Já se passou quase um mês desde a publicação desse relatório, e muitos testes randomizados foram concluídos – incluindo o mais recente no estado de Nova York.

Então, o Dr. Anthony S. Fauci, o Dr. H. Clifford Lane e o Dr. Robert R. Redfield estavam certos?

Todos os testes randomizados concluídos até agora certamente apoiam sua suposição de que o número de casos assintomáticos ou minimamente sintomáticos é várias vezes maior do que o número de casos relatados.

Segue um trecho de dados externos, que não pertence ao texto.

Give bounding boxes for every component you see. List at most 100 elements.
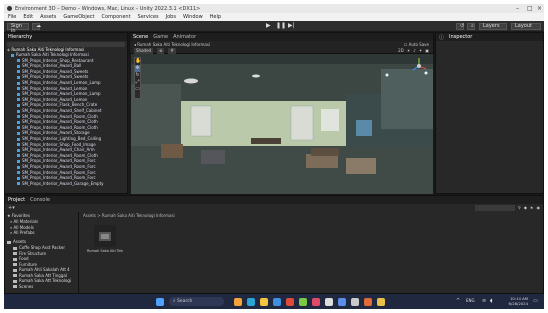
menu-file[interactable]: File	[8, 14, 16, 20]
favorite-item[interactable]: ⌕ All Models	[10, 225, 34, 230]
gameobject-icon	[17, 103, 20, 107]
cloud-icon[interactable]: ☁	[32, 22, 41, 30]
app-pink-icon[interactable]	[312, 297, 320, 306]
move-tool-icon[interactable]: ✥	[135, 65, 140, 72]
effects-icon[interactable]: ✦	[419, 48, 422, 53]
tab-animator[interactable]: Animator	[173, 34, 196, 40]
label-icon[interactable]: ◆	[524, 205, 527, 211]
clock[interactable]: 10:14 AM 6/28/2024	[504, 296, 528, 306]
menu-assets[interactable]: Assets	[40, 14, 56, 20]
menu-services[interactable]: Services	[138, 14, 159, 20]
tab-project[interactable]: Project	[8, 197, 25, 203]
asset-thumbnail[interactable]: Rumah Saka Aiti Teknologi	[87, 223, 123, 263]
project-panel: Project Console +▾ ⚲ ◆ ★ ◉ ★ Favorites ⌕…	[4, 195, 544, 294]
auto-save-toggle[interactable]: ☐ Auto Save	[404, 42, 429, 47]
tray-chevron-icon[interactable]: ^	[456, 298, 460, 304]
asset-folder-label: Scenes	[19, 283, 34, 289]
play-icon[interactable]: ▶	[266, 22, 271, 29]
tab-hierarchy[interactable]: Hierarchy	[8, 34, 32, 40]
scale-tool-icon[interactable]: ⤢	[135, 79, 140, 86]
maximize-icon[interactable]: □	[527, 5, 533, 12]
asset-folder[interactable]: Food	[13, 256, 29, 261]
info-icon: ⓘ	[439, 34, 445, 41]
app-yellow-icon[interactable]	[377, 297, 385, 306]
hierarchy-item[interactable]: SM_Props_Interior_Award_Garage_Empty	[17, 180, 104, 187]
edge-icon[interactable]	[247, 297, 255, 306]
rotate-tool-icon[interactable]: ↻	[135, 72, 140, 79]
file-explorer-icon[interactable]	[260, 297, 268, 306]
language-indicator[interactable]: ENG	[466, 298, 475, 303]
title-bar: Environment 3D – Demo – Windows, Mac, Li…	[4, 4, 544, 13]
asset-folder[interactable]: Furniture	[13, 262, 37, 267]
assets-header[interactable]: Assets	[7, 239, 26, 244]
asset-folder[interactable]: Rumah Saka Att Tinggal	[13, 273, 67, 278]
app-orange-icon[interactable]	[364, 297, 372, 306]
filter-icon[interactable]: ⚲	[518, 205, 521, 211]
tab-console[interactable]: Console	[30, 197, 50, 203]
inspector-panel: ⓘ Inspector	[435, 32, 544, 194]
layers-dropdown[interactable]: Layers	[479, 22, 507, 30]
taskview-icon[interactable]	[234, 297, 242, 306]
layout-dropdown[interactable]: Layout	[511, 22, 541, 30]
hierarchy-item-label: SM_Props_Interior_Award_Room_Forc	[22, 169, 96, 175]
favorites-header[interactable]: ★ Favorites	[7, 213, 30, 218]
scene-gizmo[interactable]	[410, 57, 428, 75]
asset-folder[interactable]: Rumah Saka Att Teknologi	[13, 278, 71, 283]
gameobject-icon	[17, 159, 20, 163]
gameobject-icon	[17, 182, 20, 186]
hand-tool-icon[interactable]: ✋	[135, 58, 141, 65]
gameobject-icon	[17, 109, 20, 113]
favorite-item[interactable]: ⌕ All Materials	[10, 219, 38, 224]
tab-scene[interactable]: Scene	[133, 34, 148, 40]
search-icon[interactable]: ⌕	[467, 22, 475, 30]
breadcrumb: ◂ Rumah Saka Aiti Teknologi Informasi	[134, 42, 211, 47]
minimize-icon[interactable]: –	[516, 5, 519, 12]
account-button[interactable]: Sign in	[7, 22, 29, 33]
menu-gameobject[interactable]: GameObject	[63, 14, 94, 20]
asset-folder[interactable]: Coffe Shop Asst Packer	[13, 245, 65, 250]
menu-help[interactable]: Help	[210, 14, 221, 20]
app-green-icon[interactable]	[299, 297, 307, 306]
volume-icon[interactable]: ◖	[490, 298, 493, 304]
asset-folder[interactable]: Rumah Ahli Sakalah Att 4	[13, 267, 70, 272]
scene-viewport[interactable]: ✋ ✥ ↻ ⤢ ▭	[131, 54, 433, 194]
menu-window[interactable]: Window	[183, 14, 203, 20]
lighting-icon[interactable]: ☀	[407, 48, 411, 53]
windows-start-icon[interactable]	[156, 297, 164, 306]
chrome-icon[interactable]	[338, 297, 346, 306]
gameobject-icon	[17, 87, 20, 91]
unity-editor-icon[interactable]	[351, 297, 359, 306]
gameobject-icon	[17, 64, 20, 68]
menu-jobs[interactable]: Jobs	[166, 14, 176, 20]
history-icon[interactable]: ↺	[456, 22, 464, 30]
taskbar-search-input[interactable]: ⌕ Search	[169, 297, 224, 306]
folder-icon	[13, 246, 17, 250]
project-search-input[interactable]	[474, 205, 515, 211]
tab-inspector[interactable]: Inspector	[449, 34, 472, 40]
app-red-icon[interactable]	[286, 297, 294, 306]
rect-tool-icon[interactable]: ▭	[135, 86, 140, 93]
gameobject-icon	[17, 75, 20, 79]
favorite-item[interactable]: ⌕ All Prefabs	[10, 230, 35, 235]
star-icon[interactable]: ★	[530, 205, 534, 211]
asset-folder-label: Food	[19, 256, 29, 261]
store-icon[interactable]	[273, 297, 281, 306]
eye-icon[interactable]: ◉	[537, 205, 541, 211]
mode-2d-toggle[interactable]: 2D	[398, 48, 404, 53]
wifi-icon[interactable]: ≋	[482, 298, 486, 304]
pause-icon[interactable]: ❚❚	[276, 22, 286, 29]
step-icon[interactable]: ▶|	[288, 22, 295, 29]
menu-component[interactable]: Component	[102, 14, 131, 20]
hierarchy-item-label: SM_Props_Interior_Award_Garage_Empty	[22, 180, 104, 186]
tab-game[interactable]: Game	[153, 34, 168, 40]
camera-icon[interactable]: ▣	[425, 48, 429, 53]
audio-icon[interactable]: ♪	[413, 48, 416, 53]
notification-icon[interactable]: ▭	[533, 298, 538, 304]
asset-folder[interactable]: Fire Structure	[13, 251, 46, 256]
folder-icon	[13, 268, 17, 272]
asset-folder[interactable]: Scenes	[13, 284, 33, 289]
menu-edit[interactable]: Edit	[23, 14, 33, 20]
close-icon[interactable]: ×	[537, 5, 542, 12]
unity-hub-icon[interactable]	[325, 297, 333, 306]
add-asset-button[interactable]: +▾	[8, 205, 15, 211]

Em outras palavras, a COVID-19 poderia muito bem, e logicamente, ser comparada a uma gripe sazonal grave – talvez até menos em termos de CFR.

Via Wolters Kluwer Health:

“De setembro de 2017 a fevereiro de 2018, a incidência e a letalidade relatadas da influenza foram de 606.734 e 117, respectivamente, com uma taxa de incidência anual média relatada de 87,29 por 100.000 e uma CFR média relatada de 0,19 por 1000.”

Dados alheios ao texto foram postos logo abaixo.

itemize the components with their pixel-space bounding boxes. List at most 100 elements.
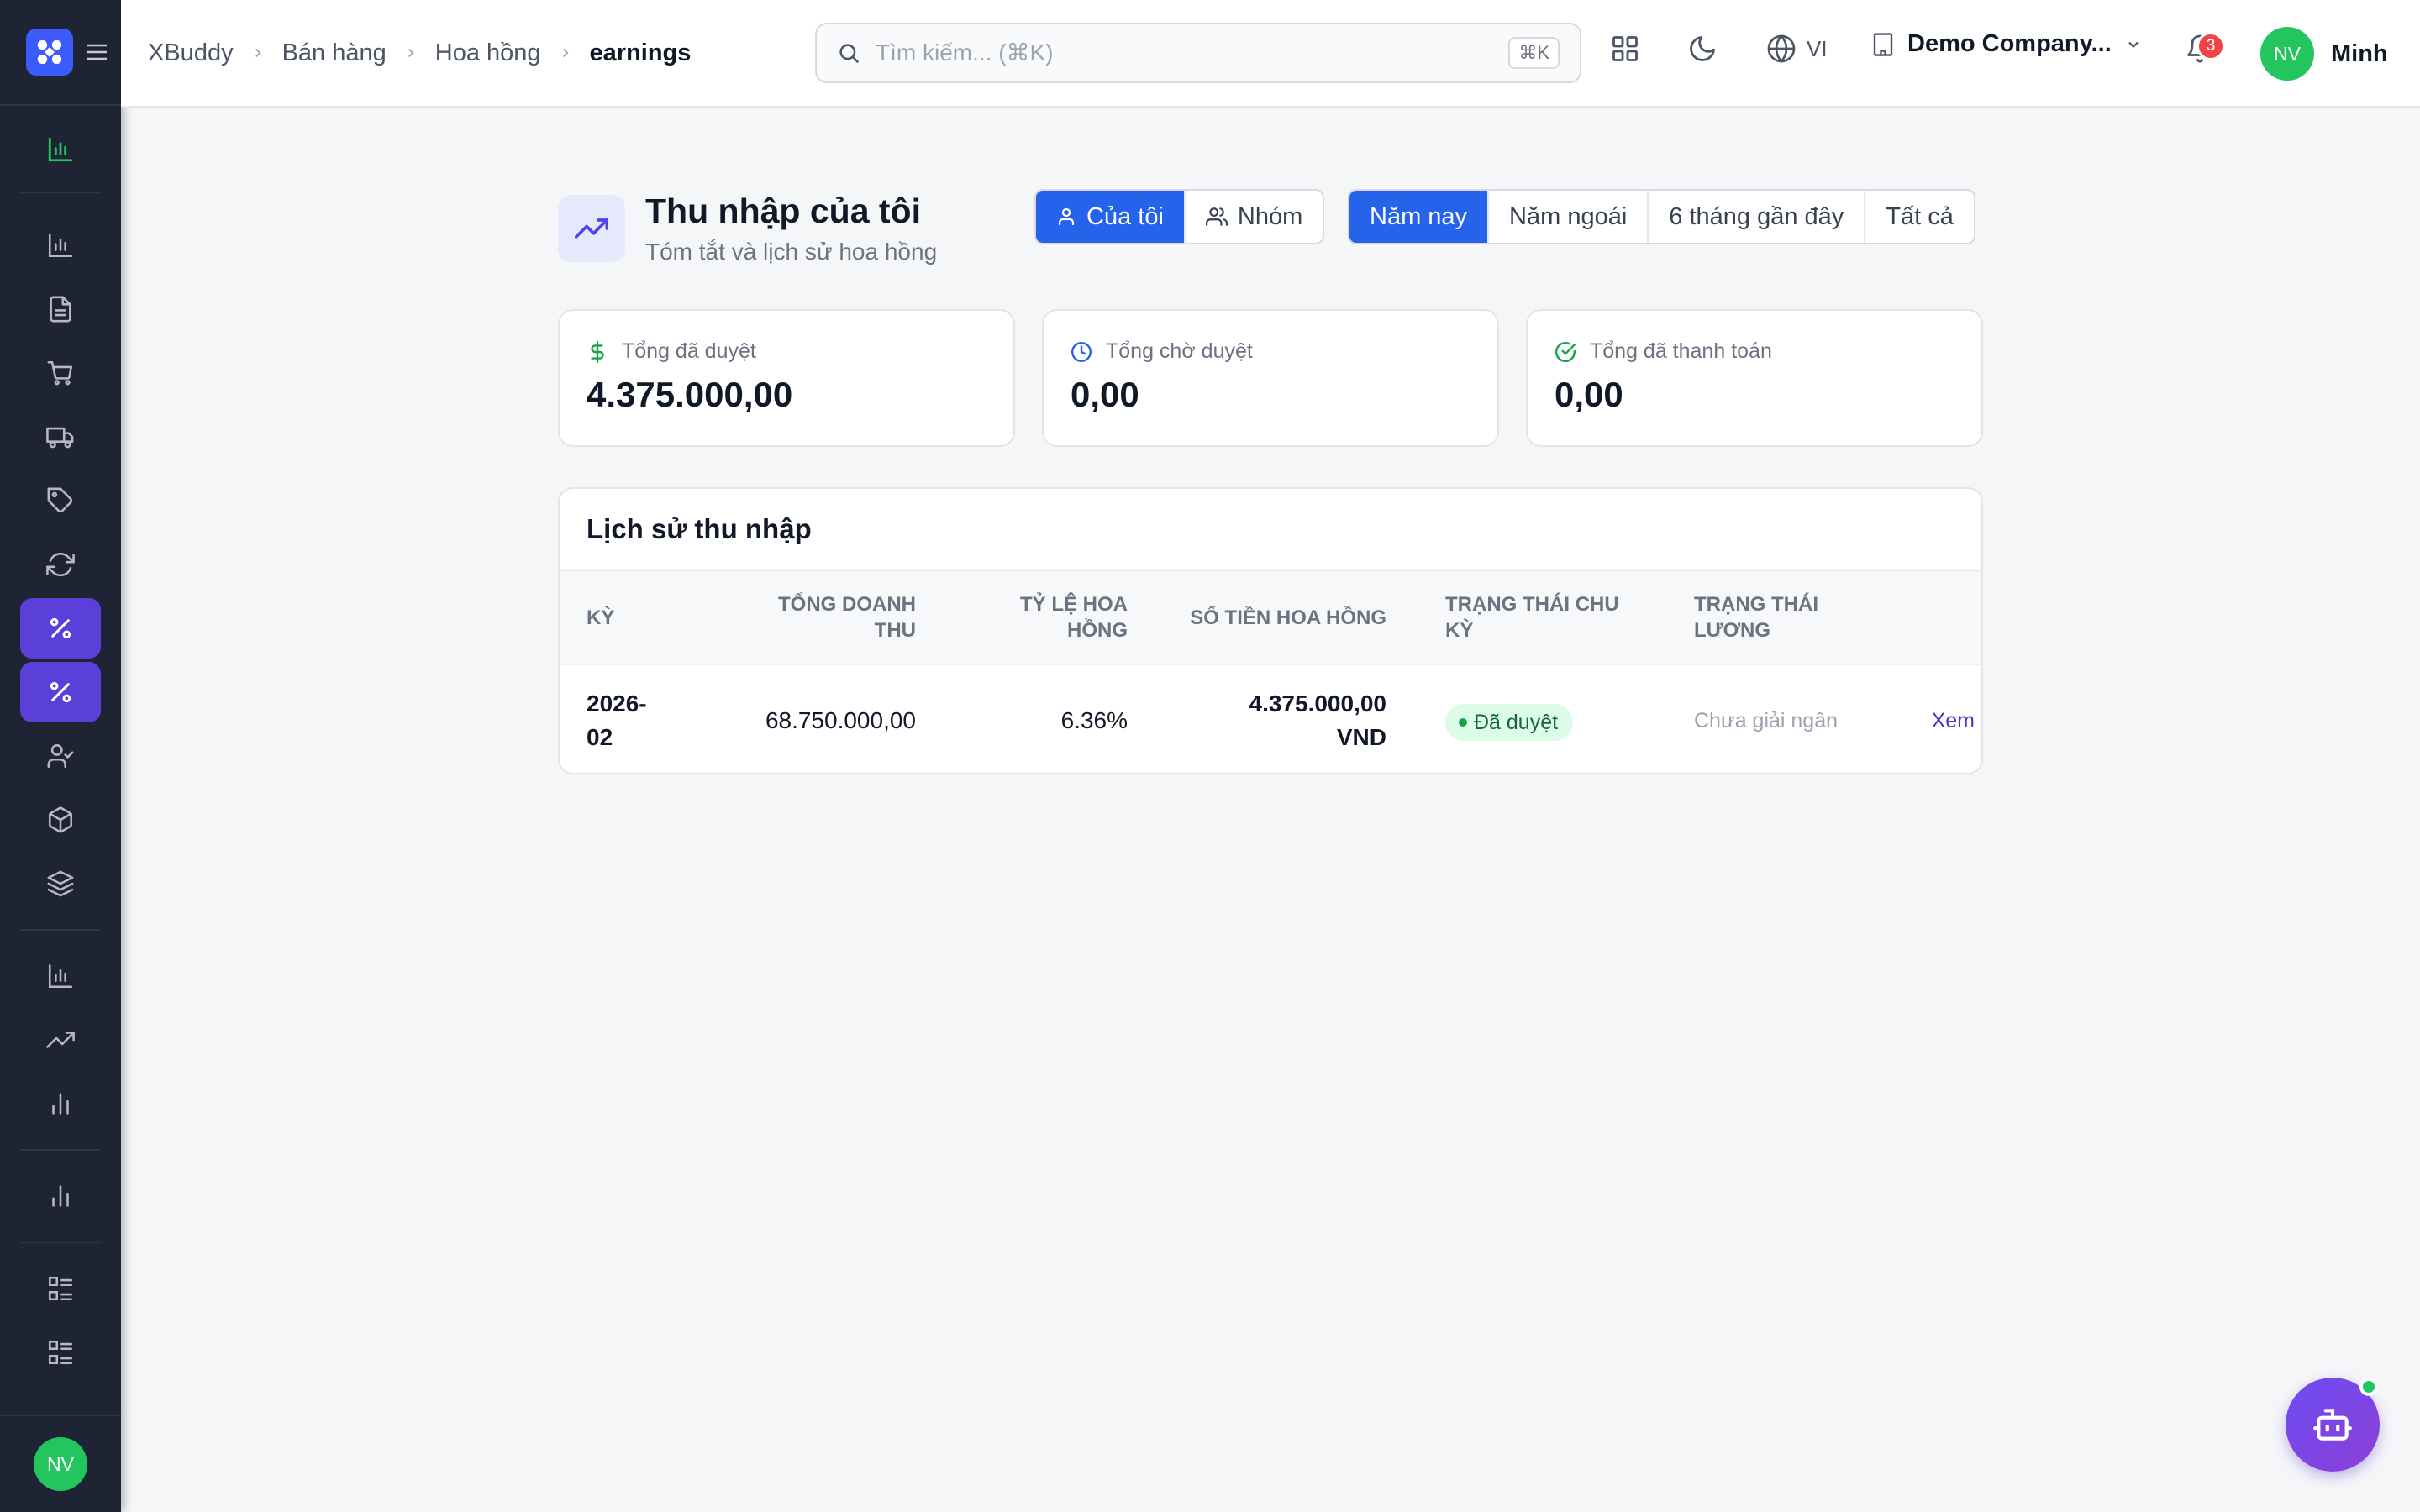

Fonte: A Severe Seasonal Influenza Epidemic During 2017–2018 in China After the 2009 Pandemic Influenza: A Modeling Study

Infectious Microbes & Diseases1(1):20-26, Setembro de 2019.

Como isso se compara à COVID-19?

Via The Centre for Evidence-Based Medicine and Oxford:

“A Islândia testou uma proporção maior de pessoas do que qualquer outro país (9.768 indivíduos), equivalente a 26.762 por milhão de habitantes, a mais alta do mundo…

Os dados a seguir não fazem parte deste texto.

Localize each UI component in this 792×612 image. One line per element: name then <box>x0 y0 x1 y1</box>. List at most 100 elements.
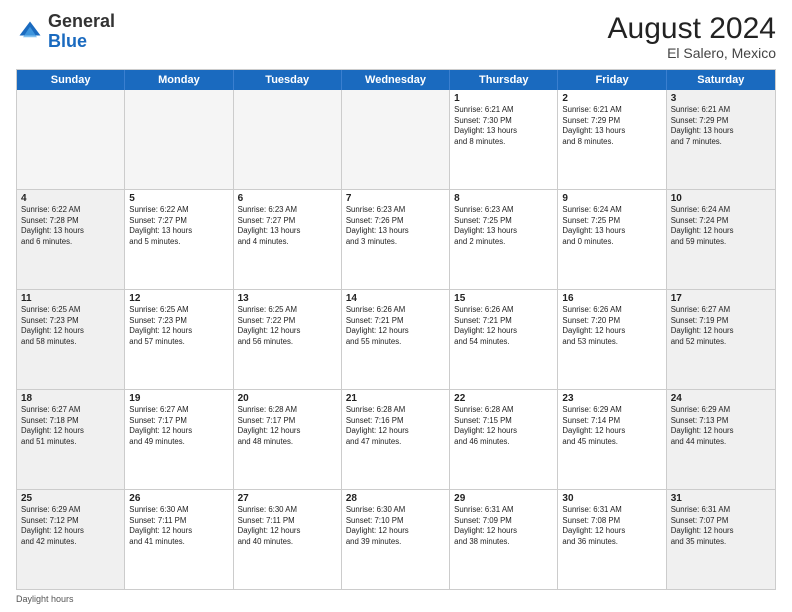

…A triagem sugere que 0,5% estão infectados; o número correto é provavelmente maior devido a assintomáticos e muitos não procurarem testes: as estimativas sugerem que o número real de infectados é de 1%.

A Islândia, atualmente, relata duas mortes em 963 pacientes, CFR. 0,21%. Se 1% da população (364.000) estiver infectada, então a IFR correspondente seria de 0,05%. No entanto, eles limitaram as infecções em idosos, pois suas medidas de teste e quarentena aparentemente protegeram esse grupo, e as mortes terão um atraso de cerca de duas semanas após a infecção.

As taxas mais altas de testes da Islândia, a população menor e sua capacidade de identificar todos com Sars-CoV-2 significam que eles podem obter uma estimativa precisa da CFR e da IFR durante a pandemia (a maioria dos países só poderá fazer isso após a pandemia). Dados atuais da Islândia sugerem que sua IFR está entre 0,01% e 0,19%.”

Agora, pode-se argumentar que a gripe não tirou tantas vidas este ano quanto a COVID-19. Mas o outro argumento poderia ser simplesmente na forma de relatar – assim como com a COVID-19.

Via the Centers for Disease Control and Prevention:

“Embora as mortes por gripe em crianças sejam relatadas ao CDC, as mortes por gripe em adultos não são de notificação nacional. Para monitorar as mortes relacionadas à influenza em todas as faixas etárias, o CDC rastreia as mortes atribuídas a pneumonia e influenza (P&I) através do Sistema de Relatórios de Mortalidade do National Center for Health Statistics (NCHS). Este sistema rastreia a proporção de atestados de óbito processados que listam pneumonia ou influenza como causa subjacente ou contribuinte da morte. Este sistema fornece uma indicação geral se as mortes associadas à gripe estão elevadas, mas não fornece um número exato de quantas pessoas morreram de gripe.

Em outras palavras, como as mortes por COVID-19 agora podem ser rotuladas como tal sem testes com base nos sintomas, e seus sintomas são semelhantes aos da gripe, muitas mortes agora atribuídas à COVID-19 poderiam ter sido a própria gripe.

Na minha carta anterior, recebi comentários de que eu não deveria comparar a COVID-19 à gripe.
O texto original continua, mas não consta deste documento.